Kied hanya penjaga biasa, ia bahkan merasa tidak mampu untuk mencapai mula, tubuhnya menggigil ketakutan oleh aura mula tingkat akhir tuannya, rahangnya bergetar namun ia lantas memberanikan diri untuk berbicara. "Hamba ti . .tidak berani tu . .tuan."
"Bicara lah!"
"Ba . . baik, tuan ingatkah kelompok Jozeb yang anda perintahkan untuk menangkap seekor naga kecil yang kabur? jimat mereka baru saja rusak, bahkan jimat milik Jozeb sendiri terbakar api hijau."
"Jozeb bunuh diri?"
"Benar tuan, hamba tau sendiri kemampuan kelompok mereka, mereka tidak pernah gagal menjalankan misi sebelumnya namun . ."

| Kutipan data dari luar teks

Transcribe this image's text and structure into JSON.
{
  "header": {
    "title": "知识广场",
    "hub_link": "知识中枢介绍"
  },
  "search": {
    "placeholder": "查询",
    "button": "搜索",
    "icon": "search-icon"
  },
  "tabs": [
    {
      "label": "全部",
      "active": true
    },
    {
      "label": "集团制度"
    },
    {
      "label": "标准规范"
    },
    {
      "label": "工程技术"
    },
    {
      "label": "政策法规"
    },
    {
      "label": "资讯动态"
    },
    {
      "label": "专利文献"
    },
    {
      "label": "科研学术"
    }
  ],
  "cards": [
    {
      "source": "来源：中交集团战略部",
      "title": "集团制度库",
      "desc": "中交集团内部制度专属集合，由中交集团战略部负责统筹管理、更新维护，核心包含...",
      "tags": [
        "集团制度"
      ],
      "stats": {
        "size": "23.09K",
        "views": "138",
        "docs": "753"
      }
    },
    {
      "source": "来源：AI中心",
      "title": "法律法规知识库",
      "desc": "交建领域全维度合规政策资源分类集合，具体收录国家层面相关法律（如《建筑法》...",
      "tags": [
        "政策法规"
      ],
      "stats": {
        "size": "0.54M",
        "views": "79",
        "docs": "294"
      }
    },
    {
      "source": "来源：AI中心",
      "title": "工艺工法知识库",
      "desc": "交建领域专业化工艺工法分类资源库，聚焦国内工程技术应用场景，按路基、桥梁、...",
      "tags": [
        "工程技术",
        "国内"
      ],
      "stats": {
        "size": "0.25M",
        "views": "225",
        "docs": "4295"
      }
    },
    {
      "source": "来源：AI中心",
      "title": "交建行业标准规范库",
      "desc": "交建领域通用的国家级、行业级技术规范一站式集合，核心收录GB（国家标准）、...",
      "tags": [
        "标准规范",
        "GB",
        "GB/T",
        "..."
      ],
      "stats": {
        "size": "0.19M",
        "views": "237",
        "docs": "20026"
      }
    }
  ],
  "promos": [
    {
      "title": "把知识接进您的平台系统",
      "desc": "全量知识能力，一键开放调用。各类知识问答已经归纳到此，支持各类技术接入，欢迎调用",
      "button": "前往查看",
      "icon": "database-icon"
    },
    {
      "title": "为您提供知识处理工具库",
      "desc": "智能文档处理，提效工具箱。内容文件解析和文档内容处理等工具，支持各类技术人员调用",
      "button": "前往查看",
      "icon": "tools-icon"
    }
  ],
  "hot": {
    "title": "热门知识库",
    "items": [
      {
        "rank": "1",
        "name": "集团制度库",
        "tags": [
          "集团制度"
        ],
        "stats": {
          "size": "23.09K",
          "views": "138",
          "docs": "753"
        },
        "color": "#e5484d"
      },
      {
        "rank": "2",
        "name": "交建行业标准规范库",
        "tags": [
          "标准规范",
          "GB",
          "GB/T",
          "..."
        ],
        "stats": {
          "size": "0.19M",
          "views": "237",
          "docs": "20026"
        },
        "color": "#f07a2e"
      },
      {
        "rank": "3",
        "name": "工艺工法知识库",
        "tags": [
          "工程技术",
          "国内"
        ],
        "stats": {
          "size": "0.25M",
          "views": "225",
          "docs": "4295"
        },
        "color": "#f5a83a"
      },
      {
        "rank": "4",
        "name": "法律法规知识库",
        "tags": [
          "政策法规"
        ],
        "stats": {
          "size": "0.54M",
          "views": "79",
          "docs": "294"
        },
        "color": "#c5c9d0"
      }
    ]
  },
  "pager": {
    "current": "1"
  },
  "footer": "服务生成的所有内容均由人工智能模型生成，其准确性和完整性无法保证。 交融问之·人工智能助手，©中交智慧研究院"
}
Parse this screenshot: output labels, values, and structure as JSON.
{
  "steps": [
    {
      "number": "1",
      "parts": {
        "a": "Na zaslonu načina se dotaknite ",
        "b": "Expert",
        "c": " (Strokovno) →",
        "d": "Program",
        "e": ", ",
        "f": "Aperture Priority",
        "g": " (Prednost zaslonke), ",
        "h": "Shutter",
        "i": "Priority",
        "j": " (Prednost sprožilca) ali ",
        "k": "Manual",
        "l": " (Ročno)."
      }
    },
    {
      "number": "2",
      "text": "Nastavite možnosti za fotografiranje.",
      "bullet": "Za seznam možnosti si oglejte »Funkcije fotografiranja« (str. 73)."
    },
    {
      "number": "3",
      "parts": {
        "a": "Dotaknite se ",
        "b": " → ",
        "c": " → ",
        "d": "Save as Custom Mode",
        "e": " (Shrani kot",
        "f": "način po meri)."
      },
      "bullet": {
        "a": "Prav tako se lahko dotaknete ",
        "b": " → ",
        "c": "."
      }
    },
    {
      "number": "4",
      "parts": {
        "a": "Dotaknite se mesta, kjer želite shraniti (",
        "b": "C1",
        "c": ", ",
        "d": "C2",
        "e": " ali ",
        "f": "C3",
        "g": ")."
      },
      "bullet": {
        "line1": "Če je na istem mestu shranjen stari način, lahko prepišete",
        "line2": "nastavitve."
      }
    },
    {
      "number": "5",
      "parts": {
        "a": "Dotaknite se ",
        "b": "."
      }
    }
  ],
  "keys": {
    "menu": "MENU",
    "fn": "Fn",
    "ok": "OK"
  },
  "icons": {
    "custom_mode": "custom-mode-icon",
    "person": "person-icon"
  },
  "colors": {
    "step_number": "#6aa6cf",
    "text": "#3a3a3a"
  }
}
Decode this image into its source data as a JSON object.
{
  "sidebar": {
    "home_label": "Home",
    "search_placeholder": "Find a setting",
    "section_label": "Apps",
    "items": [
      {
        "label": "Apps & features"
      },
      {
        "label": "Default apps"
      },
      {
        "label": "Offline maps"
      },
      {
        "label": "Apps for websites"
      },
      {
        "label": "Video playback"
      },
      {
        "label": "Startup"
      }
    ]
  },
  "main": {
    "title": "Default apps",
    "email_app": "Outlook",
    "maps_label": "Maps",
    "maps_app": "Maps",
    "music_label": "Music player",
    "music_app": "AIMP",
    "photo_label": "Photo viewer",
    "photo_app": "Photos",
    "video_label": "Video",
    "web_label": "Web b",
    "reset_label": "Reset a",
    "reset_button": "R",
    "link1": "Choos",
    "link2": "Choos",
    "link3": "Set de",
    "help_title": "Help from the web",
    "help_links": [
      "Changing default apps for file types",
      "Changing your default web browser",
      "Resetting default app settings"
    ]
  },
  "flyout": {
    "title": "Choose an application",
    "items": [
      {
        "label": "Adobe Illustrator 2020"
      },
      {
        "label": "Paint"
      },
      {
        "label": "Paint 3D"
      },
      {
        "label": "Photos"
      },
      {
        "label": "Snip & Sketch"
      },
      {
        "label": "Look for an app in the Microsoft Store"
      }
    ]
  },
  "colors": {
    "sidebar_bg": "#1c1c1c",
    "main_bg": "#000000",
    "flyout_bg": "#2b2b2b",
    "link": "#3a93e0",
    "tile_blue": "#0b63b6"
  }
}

"CUKUP, aku mengerti, pasti ada pendekar yang cukup sakti untuk membuatnya mengambil keputusan begitu." Ilzabu lantas berdiri, api dan kegelapan yang mengelilinginya diserap masuk kedalam tubuh. wajah pucat dan tampannya kemudian semakin jelas, ia nampak seperti pemuda berusia dua puluhan namun usia yang sebenarnya tentu saja sudah jauh lebih tua. "Sudah puluhan tahunnya sejak ada sesuatu yang menarik terjadi, aku akan pergi sendiri. Katakan dimana lokasi mereka mati?"
"Tu . ..tuan sendiri? ah . . maafkan hamba, Jika hamba tidak salah mereka terakhir menuju . . ."
Desa Kuwat
Kau tidak akan menemukan aura keceriaan sore itu di desa. Mayat para pendekar yang meninggal telah di kuburkan, kau bisa melihat beberapa orang yang mungkin adalah kerabat mereka di dekat gundukan tanah yang masih basah. Tidak semua pendekar adalah orang yang berasal dari desa memang, bahkan ada yang berasl dari tempat yang sangat jauh. Aparatur desa yang sibuk bolak-balik kembali memeriksa catatannya memastikan para pendekar yang meninggal akan mendapatkan balasan yang layak.
Para penduduk yang entah bersembunyi dimana telah kembali, beberapa berwajah muram menatap puing-puing bekas bangunan miliknya dan beberapa memilih segera masuk kedalam rumah dan mengunci pintu.
"Kau akan pergi pendekar?" Aparatur desa menatap sedih berharap Guntur akan tinggal lebih lama dan melindungi desanya kalau-kalau sang naga kembali.
"Tidak ada alasan untuk tinggal, naga itu mungkin akan menuju desa selanjutnya. Aku akan mengejarnya dan membalas dendam kepada kelompok jubah hitam itu!" Guntur baru sadar ternyata ia masih terus memegangi tombaknya, ia lalu bergegas memasukannya ke gelang penyimpanan.
Laksmi menatap iba namun ia tidak yakin untuk mengatakan hal yang sebenarnya akan membuat semuanya menjadi lebih baik, ia takut kalau guntur akan marah dan melukai sang naga jika tahu kebenarannya. Disisi lain ia ingin memberitahu kalau kelompok jubah hitam itu telah mati. "Sebaiknya berhati-hati." Ucapnya lembut.
Pendekar Angin Timur menggeleng dengan sedih, "Dendam tidak akan menghasilkan apapun, sebaiknya kau melupakannya dan mencari tujuan baru."